Emmy’s door was open, and Miles had to peek around the snowman to make sure she was in there. She was sitting on her bed, but her eyes were closed and he could not tell if she was asleep.

"Emmy? Can you hear me? I have something to show you."

Emmy laughed when she saw the snowman. It was not that she thought the snowman was funny; she was just so surprised to see one in her bedroom that it was the only way she could react. It was melting and starting to drip into the wheelbarrow, but was still a good snowman. Miles was proud of it.

"Miles, did you do this by yourself?"

"I built it for you, since you’re sick."

She motioned for him to come over and give her a hug. While she was holding him, she whispered, "It is cold?"

Miles could not figure out if she was asking this as a joke. "It’s a snowman. It has to be cold. It melts if it’s not."

"Could you bring a piece of it to me?"

"But you’re sick. I thought cold was bad for you."

"Too much of it is. But just a little bit is okay."
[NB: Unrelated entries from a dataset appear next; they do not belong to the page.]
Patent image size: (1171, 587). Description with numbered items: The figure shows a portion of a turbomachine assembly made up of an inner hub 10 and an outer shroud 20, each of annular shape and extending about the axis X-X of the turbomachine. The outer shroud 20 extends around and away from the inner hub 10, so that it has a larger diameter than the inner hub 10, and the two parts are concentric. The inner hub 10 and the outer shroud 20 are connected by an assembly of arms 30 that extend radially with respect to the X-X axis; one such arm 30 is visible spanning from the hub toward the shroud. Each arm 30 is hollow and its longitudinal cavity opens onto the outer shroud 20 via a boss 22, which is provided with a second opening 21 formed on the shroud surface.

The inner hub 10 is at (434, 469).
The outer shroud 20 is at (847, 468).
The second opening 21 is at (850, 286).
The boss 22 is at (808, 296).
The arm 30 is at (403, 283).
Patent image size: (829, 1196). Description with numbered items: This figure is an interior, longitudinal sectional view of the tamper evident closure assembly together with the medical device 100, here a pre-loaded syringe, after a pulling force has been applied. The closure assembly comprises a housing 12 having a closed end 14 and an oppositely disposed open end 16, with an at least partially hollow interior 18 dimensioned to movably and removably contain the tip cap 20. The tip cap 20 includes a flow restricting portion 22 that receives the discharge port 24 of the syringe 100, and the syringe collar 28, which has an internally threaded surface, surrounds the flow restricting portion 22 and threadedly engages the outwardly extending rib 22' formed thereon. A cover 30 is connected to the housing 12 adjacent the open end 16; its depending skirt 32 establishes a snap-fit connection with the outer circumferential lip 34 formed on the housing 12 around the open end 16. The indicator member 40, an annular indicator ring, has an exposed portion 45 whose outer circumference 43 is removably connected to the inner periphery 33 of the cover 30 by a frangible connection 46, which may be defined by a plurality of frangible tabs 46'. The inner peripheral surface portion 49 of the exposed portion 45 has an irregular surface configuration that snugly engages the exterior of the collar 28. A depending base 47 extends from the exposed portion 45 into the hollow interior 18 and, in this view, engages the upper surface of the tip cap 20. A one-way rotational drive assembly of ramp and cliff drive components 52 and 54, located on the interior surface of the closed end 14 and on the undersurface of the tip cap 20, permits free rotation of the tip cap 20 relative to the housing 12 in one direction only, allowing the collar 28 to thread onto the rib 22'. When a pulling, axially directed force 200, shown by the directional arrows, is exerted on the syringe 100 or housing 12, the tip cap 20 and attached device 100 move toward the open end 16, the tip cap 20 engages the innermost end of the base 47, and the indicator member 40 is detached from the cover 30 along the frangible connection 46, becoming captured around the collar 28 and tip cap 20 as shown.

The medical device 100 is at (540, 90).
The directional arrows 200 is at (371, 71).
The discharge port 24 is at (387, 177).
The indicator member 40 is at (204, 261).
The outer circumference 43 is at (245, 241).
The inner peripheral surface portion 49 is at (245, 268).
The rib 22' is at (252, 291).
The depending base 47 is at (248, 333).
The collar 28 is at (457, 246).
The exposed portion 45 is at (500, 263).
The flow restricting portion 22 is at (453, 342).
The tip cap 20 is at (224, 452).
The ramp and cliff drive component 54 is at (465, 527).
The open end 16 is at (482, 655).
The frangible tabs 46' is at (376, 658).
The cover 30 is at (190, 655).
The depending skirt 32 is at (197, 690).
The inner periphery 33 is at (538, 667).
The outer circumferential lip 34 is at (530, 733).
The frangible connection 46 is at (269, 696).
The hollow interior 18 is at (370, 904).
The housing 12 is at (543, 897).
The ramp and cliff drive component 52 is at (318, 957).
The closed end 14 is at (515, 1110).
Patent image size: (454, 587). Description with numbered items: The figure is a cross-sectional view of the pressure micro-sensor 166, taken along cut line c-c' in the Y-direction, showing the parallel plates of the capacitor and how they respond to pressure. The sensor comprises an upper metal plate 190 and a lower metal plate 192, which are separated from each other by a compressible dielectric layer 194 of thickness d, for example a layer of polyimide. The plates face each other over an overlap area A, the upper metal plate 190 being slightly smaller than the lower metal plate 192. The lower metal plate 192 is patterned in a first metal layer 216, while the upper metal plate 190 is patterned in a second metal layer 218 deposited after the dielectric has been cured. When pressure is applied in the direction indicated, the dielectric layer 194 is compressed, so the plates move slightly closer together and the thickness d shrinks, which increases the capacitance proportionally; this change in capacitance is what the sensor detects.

He scooped a chunk out of the snowman and brought it to her. She held it for a moment, enjoying the feeling of cold wetness in her hand. A drop ran down her arm and onto the sheet, and she threw the slushy ball at him. Miles, who had not been expecting her to do anything like that, gasped and looked around, as if an explanation were hiding somewhere in the room.

"You know what the best part is?" Emmy said. "You can’t get me back until I’m better. And I bet you’ll have forgotten all about it by then."

"No I won’t. I’ll write it down to make sure I won’t." He paused. "When are you going to be better?"

"Well, I’m not really sure about that, but it probably won’t be for a while. I think you’d better take it back outside before it starts melting all over the floor, though. I don’t think we need to tell Mom and Dad about this, either. It can be our secret. But thanks a lot for doing this, Miles. I didn’t think I’d get to feel snow this year. Come back in here once you’ve taken care of your snowman, okay?"

Miles carefully turned around the wheelbarrow and rolled it back outside. He dumped it out in the front yard, put the ladder back in the garage, and took the wheelbarrow and the other tools back to the shed. He stopped and looked at the remains of the snowman before he went inside. The parts that had melted, even though they were broken up and turned upside down, were already starting to freeze again.

Back in Emmy’s room, he climbed on her bed and snuggled against her. He had taken off his snow clothes at the front door. He was tired. Building a big snowman all by himself was a lot of work.

"You know what my favorite part of winter is?" she asked.

"What?"

"Playing in the snow. Especially playing with you."

"But you can’t do that anymore."

"What you are you talking about? I just threw at snowball at you. Sure, it was half melted and I only got to do it once, but that still counts."

"Really?"

"Really. And you know what? I think that because that was the only snowball I’ll get to throw this year, I’ll remember it more than any of the other ones I’ve thrown at you."
"I could bring you another one sometime."

"Thanks, Miles. I’d like that. But not tonight." She yawned. "I’m getting pretty tired. Could you turn off the light when you leave?"

Miles closed the door behind him after he turned off the light. His mother met him on the stairs and told him to get ready for bed. She said she would be up once she checked on his sister.

"She’s already asleep," Miles said.

"Were you in there?"

"Yeah. She said she was getting tired." He wanted to add that she had thrown a snowball at him, just to see what she would say, but he did not because that was going to be his secret with Emmy. It would not be as much fun as playing in the snow, but it would still be good. And it was something they could do together. That was the best part.